I viscerally hate low calorie sugar replacements - all of them, including Splenda (sucralose), except in one application. In my iced coffee I like sugar-free hazelnut syrup. The brand that I've been using is sweetened with Splenda (and sneakily, acesulfame potassium). It would be great except that it's very expensive. I spend $70/month just for that syrup. I have 50 grams of sucralose (that's enough to sweeten my coffee for years) which is the sweetener in Splenda. I also have hazelnut extract. I've made a "syrup" with water, sucralose and hazelnut extract and it turned out OK, but the coffee drink really lacks something without the syrupy quality of the commercial stuff.
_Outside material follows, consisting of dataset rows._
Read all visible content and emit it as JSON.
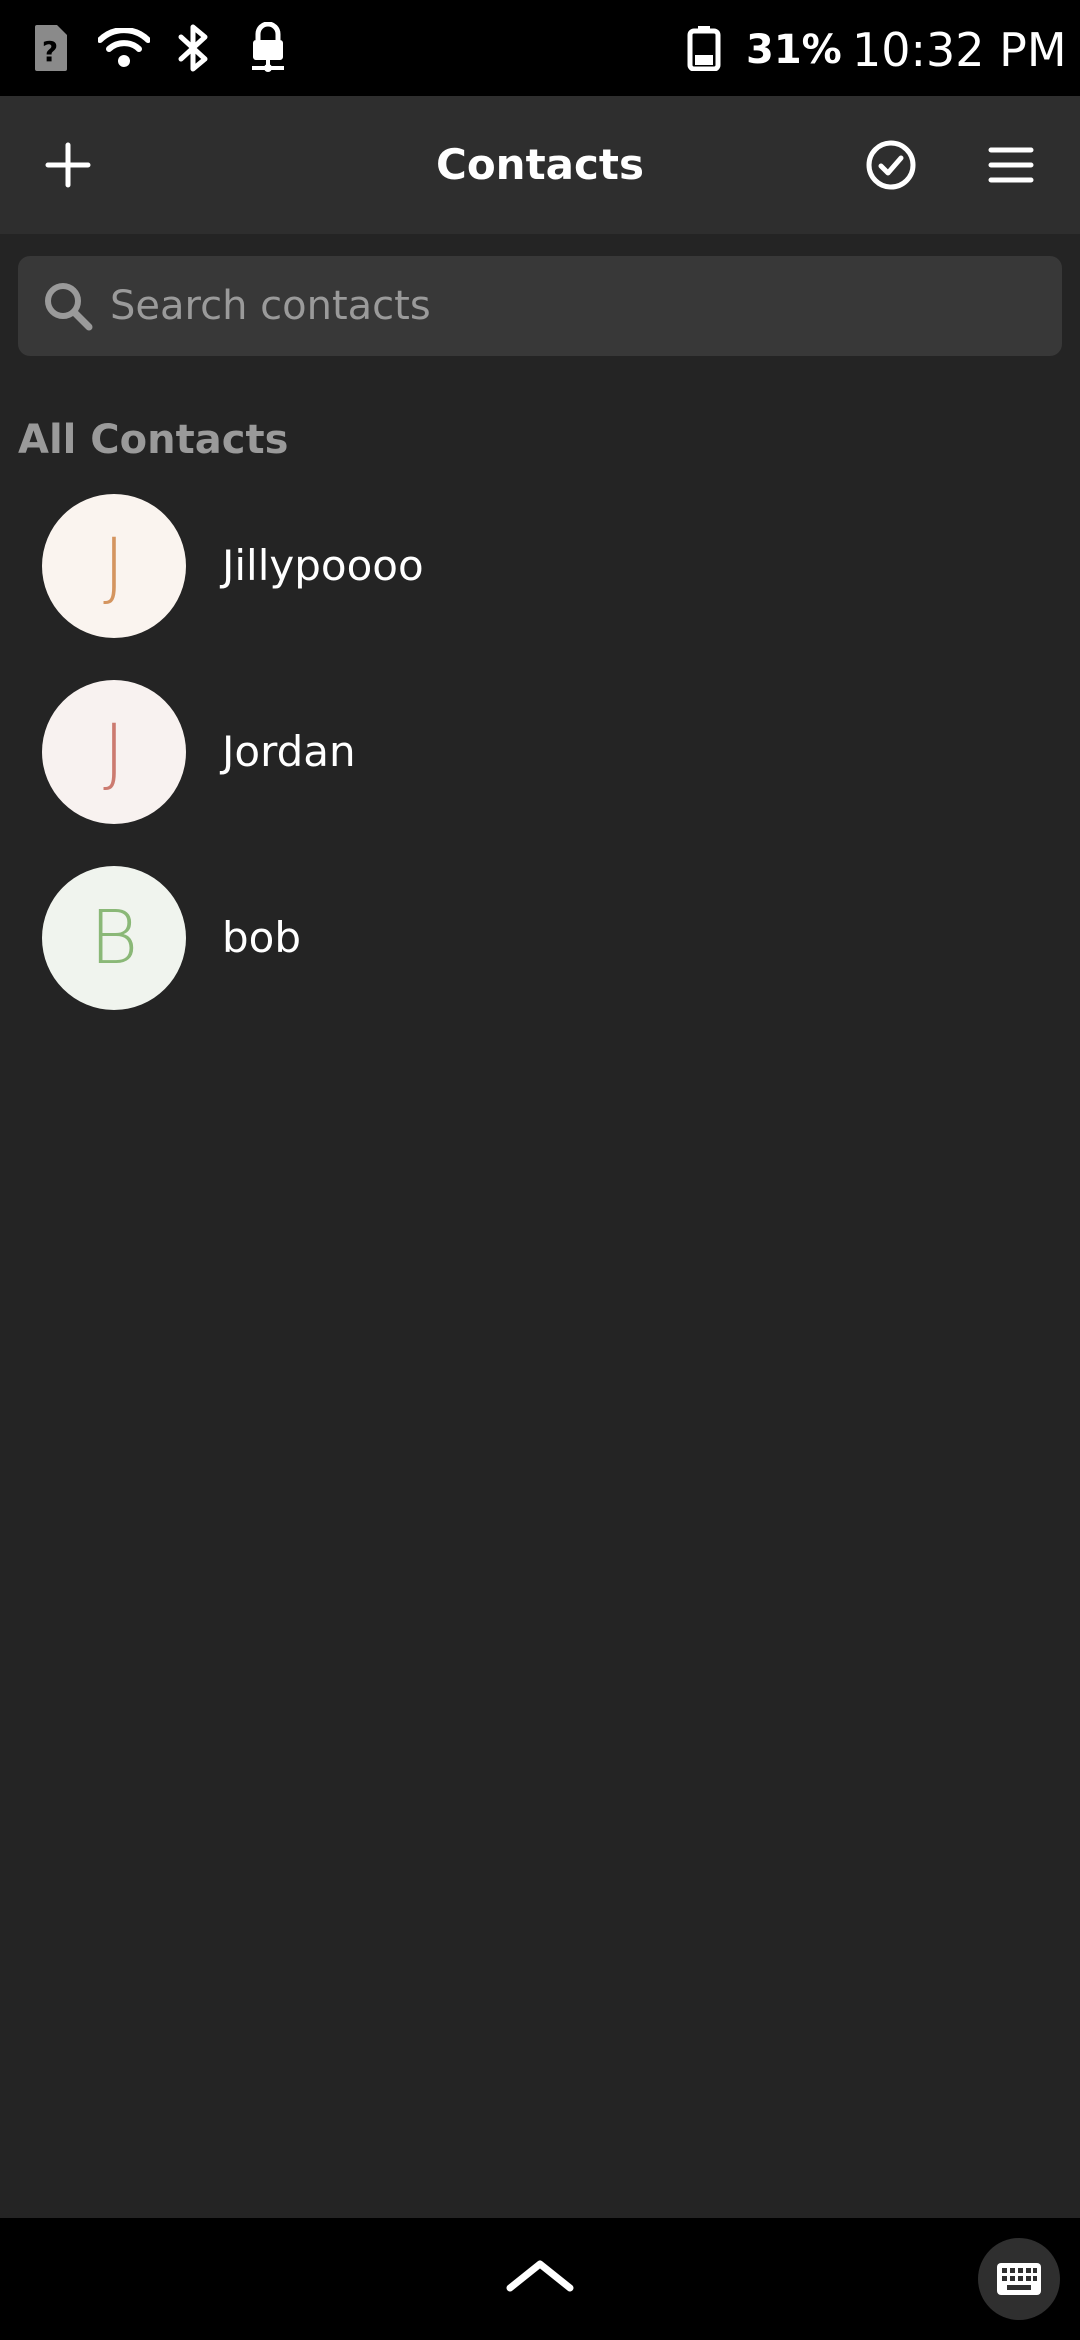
{
  "status_bar": {
    "battery_percent": "31%",
    "time": "10:32 PM",
    "icons": [
      "sim-unknown-icon",
      "wifi-icon",
      "bluetooth-icon",
      "vpn-lock-icon",
      "battery-icon"
    ]
  },
  "header": {
    "title": "Contacts",
    "add_icon": "plus-icon",
    "select_icon": "check-circle-icon",
    "menu_icon": "hamburger-menu-icon"
  },
  "search": {
    "placeholder": "Search contacts",
    "value": ""
  },
  "section": {
    "title": "All Contacts"
  },
  "contacts": [
    {
      "initial": "J",
      "name": "Jillypoooo",
      "avatar_bg": "#faf4ef",
      "initial_color": "#d4955f"
    },
    {
      "initial": "J",
      "name": "Jordan",
      "avatar_bg": "#f8f2f0",
      "initial_color": "#cc7b70"
    },
    {
      "initial": "B",
      "name": "bob",
      "avatar_bg": "#f0f4ee",
      "initial_color": "#8ab877"
    }
  ],
  "nav": {
    "up_icon": "chevron-up-icon",
    "keyboard_icon": "keyboard-icon"
  }
}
The ingredients on the label for the commercial syrup: Purified water, natural and artificial flavors, citric acid, acesulfame potassium, sodium benzoate and potassium sorbate (to preserve freshness), xanthan gum, sucralose (SPLENDA Brand), caramel color.
I know that acesulfame potassium is a sweetener, Splenda generally contains maltodextrin and sucralose, but that doesn't seem to be the case here. There doesn't seem to be any maltodextrin in the product. Unless I'm missing something, that means that the commercial product gets its viscosity from an infinitesimal amount of xanthan gum. Could that be right?
Of course I can get xanthan gum. Say I'm making 2 cups of syrup at a time, I add 1/8 tsp sucralose and two teaspoons of extract to 2 cups of boiling water (off heat). Now what?